City Paper is not for tourists
“I don’t understand your approach today, coming in and throwing down the gauntlet.”
—U.S. District Judge Thomas F. Hogan, Feb. 6
As Peter Nickles pushed out Linda Singer as attorney general in early 2008, he privately agitated on a matter he knew intimately: how many city functions have long been in the hands of federal judges, not the mayor. Nickles, after all, had helped put them there, suing the city up and down during the Barry years. But now—-emboldened by evolving opinions on institutional reform litigation and a recent Supreme Court decision—-he has a different perspective: It’s time to take the agencies back. But is it? Nickles started the effort with the Child and Family Services Agency—a strange pick, considering it was only a year removed from a devastating failure, the Banita Jacks tragedy.

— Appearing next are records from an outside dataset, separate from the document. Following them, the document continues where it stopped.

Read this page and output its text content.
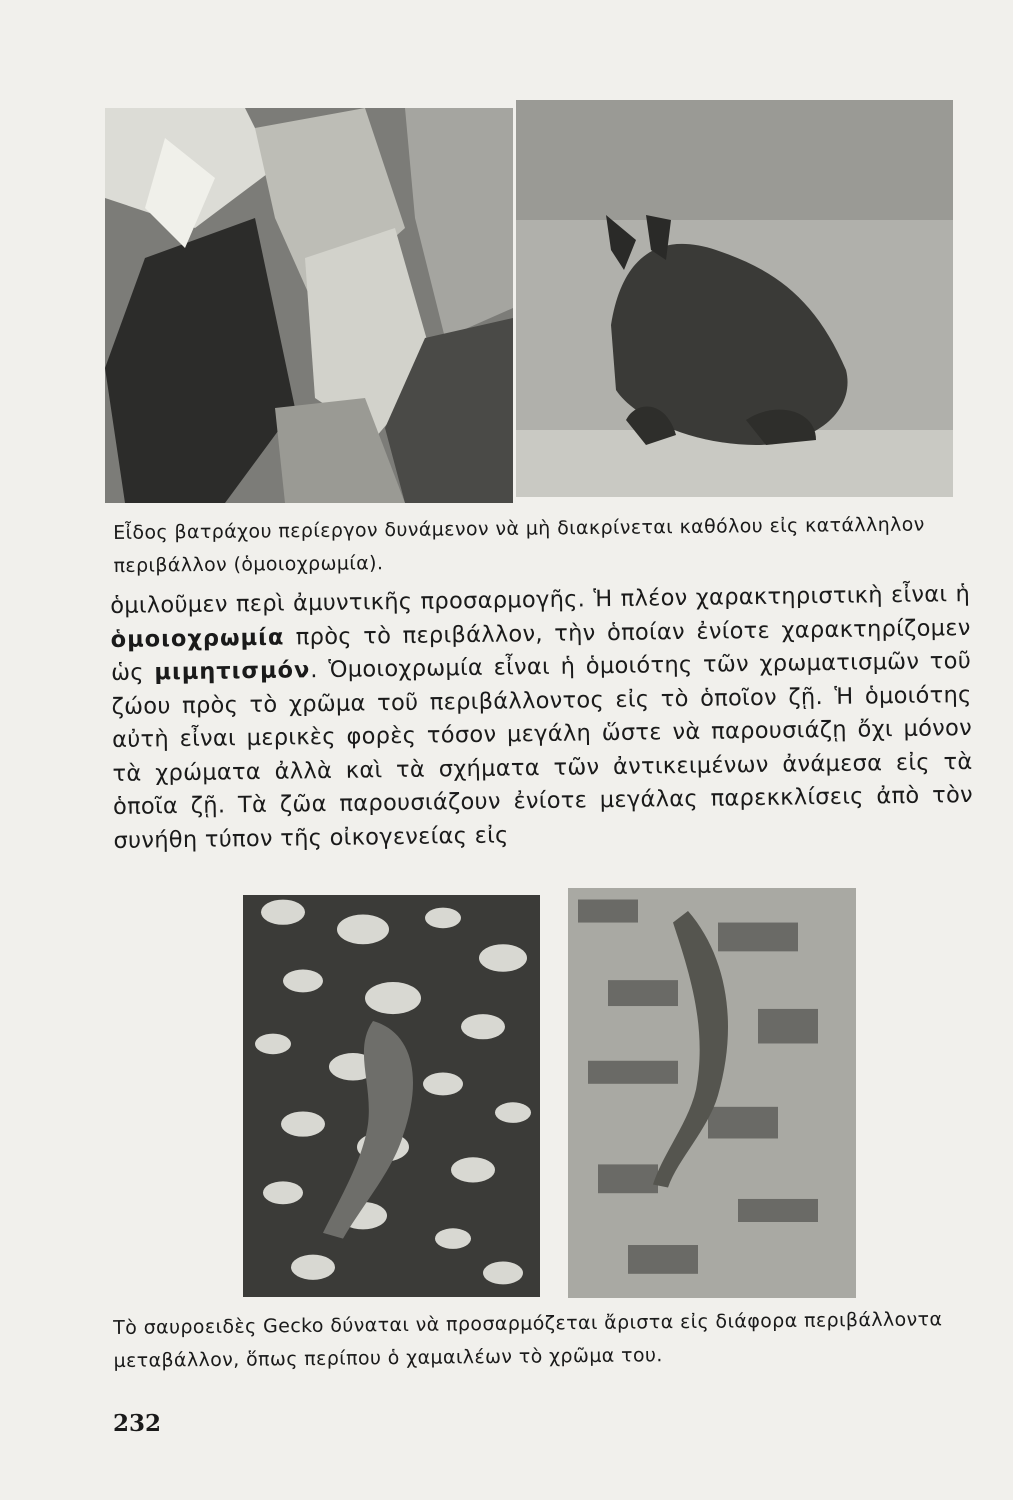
Εἶδος βατράχου περίεργον δυνάμενον νὰ μὴ διακρίνεται καθόλου εἰς κατάλληλον περιβάλλον (ὁμοιοχρωμία).

ὁμιλοῦμεν περὶ ἀμυντικῆς προσαρμογῆς. Ἡ πλέον χαρακτηριστικὴ εἶναι ἡ ὁμοιοχρωμία πρὸς τὸ περιβάλλον, τὴν ὁποίαν ἐνίοτε χαρακτηρίζομεν ὡς μιμητισμόν. Ὁμοιοχρωμία εἶναι ἡ ὁμοιότης τῶν χρωματισμῶν τοῦ ζώου πρὸς τὸ χρῶμα τοῦ περιβάλλοντος εἰς τὸ ὁποῖον ζῇ. Ἡ ὁμοιότης αὐτὴ εἶναι μερικὲς φορὲς τόσον μεγάλη ὥστε νὰ παρουσιάζῃ ὄχι μόνον τὰ χρώματα ἀλλὰ καὶ τὰ σχήματα τῶν ἀντικειμένων ἀνάμεσα εἰς τὰ ὁποῖα ζῇ. Τὰ ζῶα παρουσιάζουν ἐνίοτε μεγάλας παρεκκλίσεις ἀπὸ τὸν συνήθη τύπον τῆς οἰκογενείας εἰς

Τὸ σαυροειδὲς Gecko δύναται νὰ προσαρμόζεται ἄριστα εἰς διάφορα περιβάλλοντα μεταβάλλον, ὅπως περίπου ὁ χαμαιλέων τὸ χρῶμα του.

232
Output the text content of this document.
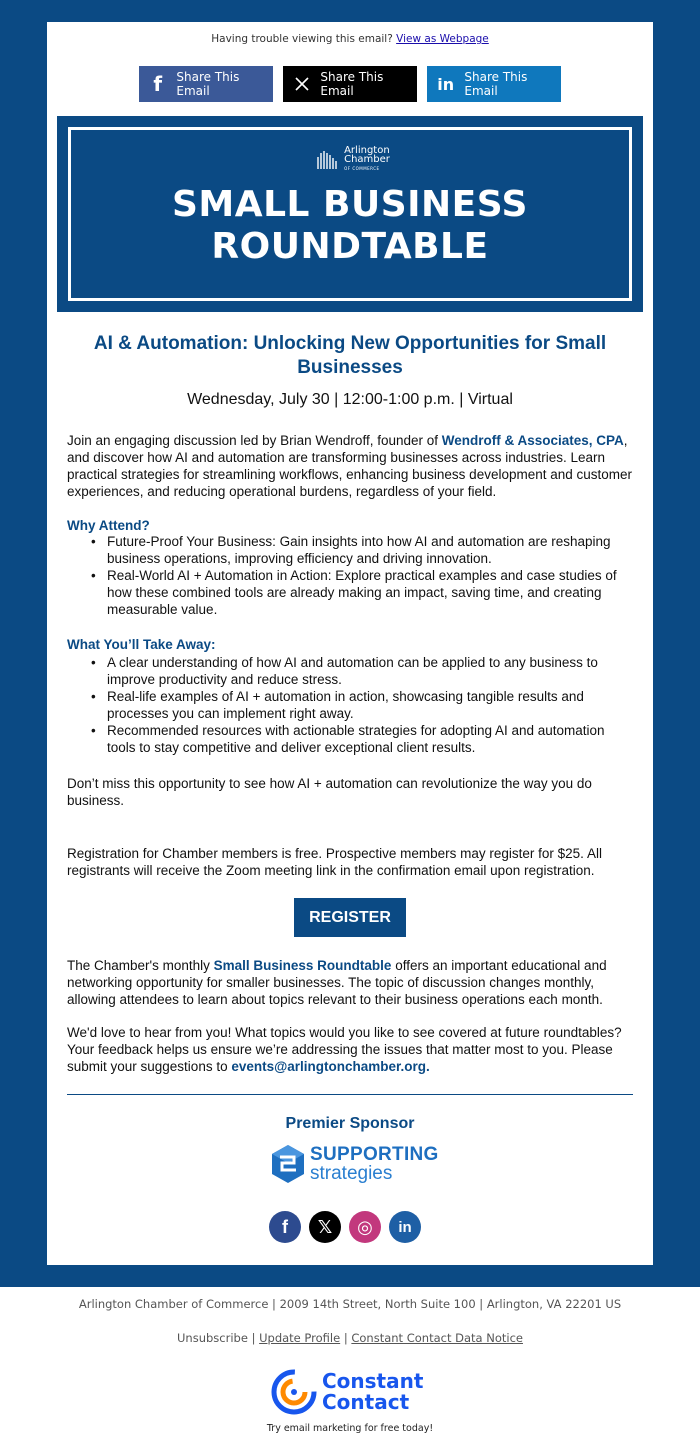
Having trouble viewing this email? View as Webpage
f	Share This Email
Share This Email	in Share This Email
Arlington
Chamber
OF COMMERCE
SMALL BUSINESS
ROUNDTABLE
AI & Automation: Unlocking New Opportunities for Small Businesses
Wednesday, July 30 | 12:00-1:00 p.m. | Virtual
Join an engaging discussion led by Brian Wendroff, founder of Wendroff & Associates, CPA, and discover how AI and automation are transforming businesses across industries. Learn practical strategies for streamlining workflows, enhancing business development and customer experiences, and reducing operational burdens, regardless of your field.
Why Attend?
• Future-Proof Your Business: Gain insights into how AI and automation are reshaping business operations, improving efficiency and driving innovation.
• Real-World AI + Automation in Action: Explore practical examples and case studies of how these combined tools are already making an impact, saving time, and creating measurable value.
What You’ll Take Away:
• A clear understanding of how AI and automation can be applied to any business to improve productivity and reduce stress.
• Real-life examples of AI + automation in action, showcasing tangible results and processes you can implement right away.
• Recommended resources with actionable strategies for adopting AI and automation tools to stay competitive and deliver exceptional client results.
Don’t miss this opportunity to see how AI + automation can revolutionize the way you do business.
Registration for Chamber members is free. Prospective members may register for $25. All registrants will receive the Zoom meeting link in the confirmation email upon registration.
REGISTER
The Chamber's monthly Small Business Roundtable offers an important educational and networking opportunity for smaller businesses. The topic of discussion changes monthly, allowing attendees to learn about topics relevant to their business operations each month.
We'd love to hear from you! What topics would you like to see covered at future roundtables? Your feedback helps us ensure we’re addressing the issues that matter most to you. Please submit your suggestions to events@arlingtonchamber.org.
Premier Sponsor
SUPPORTING
strategies
f	𝕏	◎	in
Arlington Chamber of Commerce | 2009 14th Street, North Suite 100 | Arlington, VA 22201 US
Unsubscribe | Update Profile | Constant Contact Data Notice
Constant
Contact
Try email marketing for free today!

His move to take back CFSA earned the above rebuke from federal judge Hogan, the agency’s judicial overseer. But that hasn’t chastened Nickles; as the year waned, he filed flurries of motions in cases involving special education, mental health, and more. Nickles’ project is certainly a work in progress: He appears to be on the cusp of returning control of the District’s school transportation system to mayoral control—a win to be sure. But control of CFSA seems to be a pipe dream, and another federal judge, Ellen Segal Huvelle, scolded Nickles in December over his move to dismiss a 33-year-old case involving developmental disability services. And then there’s Pershing Park: One set of plaintiffs are seeking a consent decree covering police practices, raising the prospect that Nickles might end his tenure with more court oversight, not less.